- Heat your oven to 230℃ / fan 210℃. Place the diced butternut squash in a large roasting tin. Drizzle with olive oil, season generously with sea salt and freshly-ground black pepper and toss to coat.
- Roast for 30 minutes, or until almost cooked through and beginning to caramelise on the outside. Roasting the butternut squash separately lets you control its doneness and adds depth of flavour to the final dish.
- Meanwhile, place the spices in a small bowl and set aside. Heat a splash of olive oil in a large Dutch oven or saucepan over medium heat.

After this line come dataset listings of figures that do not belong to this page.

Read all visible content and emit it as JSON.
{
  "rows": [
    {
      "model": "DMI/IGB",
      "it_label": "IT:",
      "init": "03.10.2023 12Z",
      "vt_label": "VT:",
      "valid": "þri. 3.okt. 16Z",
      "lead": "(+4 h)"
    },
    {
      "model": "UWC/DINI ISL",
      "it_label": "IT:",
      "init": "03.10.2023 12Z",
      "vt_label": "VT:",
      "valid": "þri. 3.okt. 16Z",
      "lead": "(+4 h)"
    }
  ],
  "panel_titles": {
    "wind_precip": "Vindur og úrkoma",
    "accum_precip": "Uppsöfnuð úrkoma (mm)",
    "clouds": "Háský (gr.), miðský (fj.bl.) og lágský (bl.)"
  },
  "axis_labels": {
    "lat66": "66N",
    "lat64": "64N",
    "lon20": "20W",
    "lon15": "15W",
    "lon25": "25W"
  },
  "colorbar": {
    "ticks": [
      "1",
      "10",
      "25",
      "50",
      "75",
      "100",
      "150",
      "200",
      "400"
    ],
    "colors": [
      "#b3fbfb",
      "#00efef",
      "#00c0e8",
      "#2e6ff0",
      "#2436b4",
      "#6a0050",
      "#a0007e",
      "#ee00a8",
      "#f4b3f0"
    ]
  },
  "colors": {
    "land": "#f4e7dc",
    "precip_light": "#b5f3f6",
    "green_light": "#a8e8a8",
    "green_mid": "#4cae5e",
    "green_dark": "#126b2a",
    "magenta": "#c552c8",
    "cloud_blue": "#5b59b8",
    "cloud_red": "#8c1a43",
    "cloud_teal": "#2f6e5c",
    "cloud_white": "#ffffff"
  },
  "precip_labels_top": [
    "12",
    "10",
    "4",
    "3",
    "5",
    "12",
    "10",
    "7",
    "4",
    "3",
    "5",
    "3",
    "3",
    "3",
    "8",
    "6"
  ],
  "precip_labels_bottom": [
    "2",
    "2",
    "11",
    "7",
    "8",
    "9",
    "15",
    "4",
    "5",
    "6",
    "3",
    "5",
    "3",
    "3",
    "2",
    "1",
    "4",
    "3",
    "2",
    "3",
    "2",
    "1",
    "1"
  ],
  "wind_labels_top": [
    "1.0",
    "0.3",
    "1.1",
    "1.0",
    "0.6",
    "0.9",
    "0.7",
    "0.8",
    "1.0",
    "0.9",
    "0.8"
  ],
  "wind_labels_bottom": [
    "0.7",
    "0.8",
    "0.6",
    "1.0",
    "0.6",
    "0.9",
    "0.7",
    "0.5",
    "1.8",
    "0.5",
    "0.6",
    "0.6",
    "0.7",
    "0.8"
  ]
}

- Add the onion and season with sea salt and freshly-ground black pepper. Cook, stirring occasionally, until softened, around 5 minutes.
- Add the garlic and cook for 1 minute, stirring constantly, then add the rose harissa paste and spices and cook for a further 30 seconds. The short cooking time will ensure that you don’t burn the spices, which would make them, and thus the whole dish, bitter.
- Add the tinned tomatoes, vegetable stock, chickpeas and prunes. Season generously with sea salt and freshly-ground black pepper and stir to combine. Increase the heat to medium-high and bring to a simmer. Reduce the heat to low, cover and simmer for 50 minutes, stirring occasionally.
- Add the roasted butternut squash and stir to combine. Simmer on low for a further 10 minutes.
- Remove the saucepan from the heat and stir in the fresh coriander. Adjust the salt level, to your liking, then serve with your favourite side and enjoy!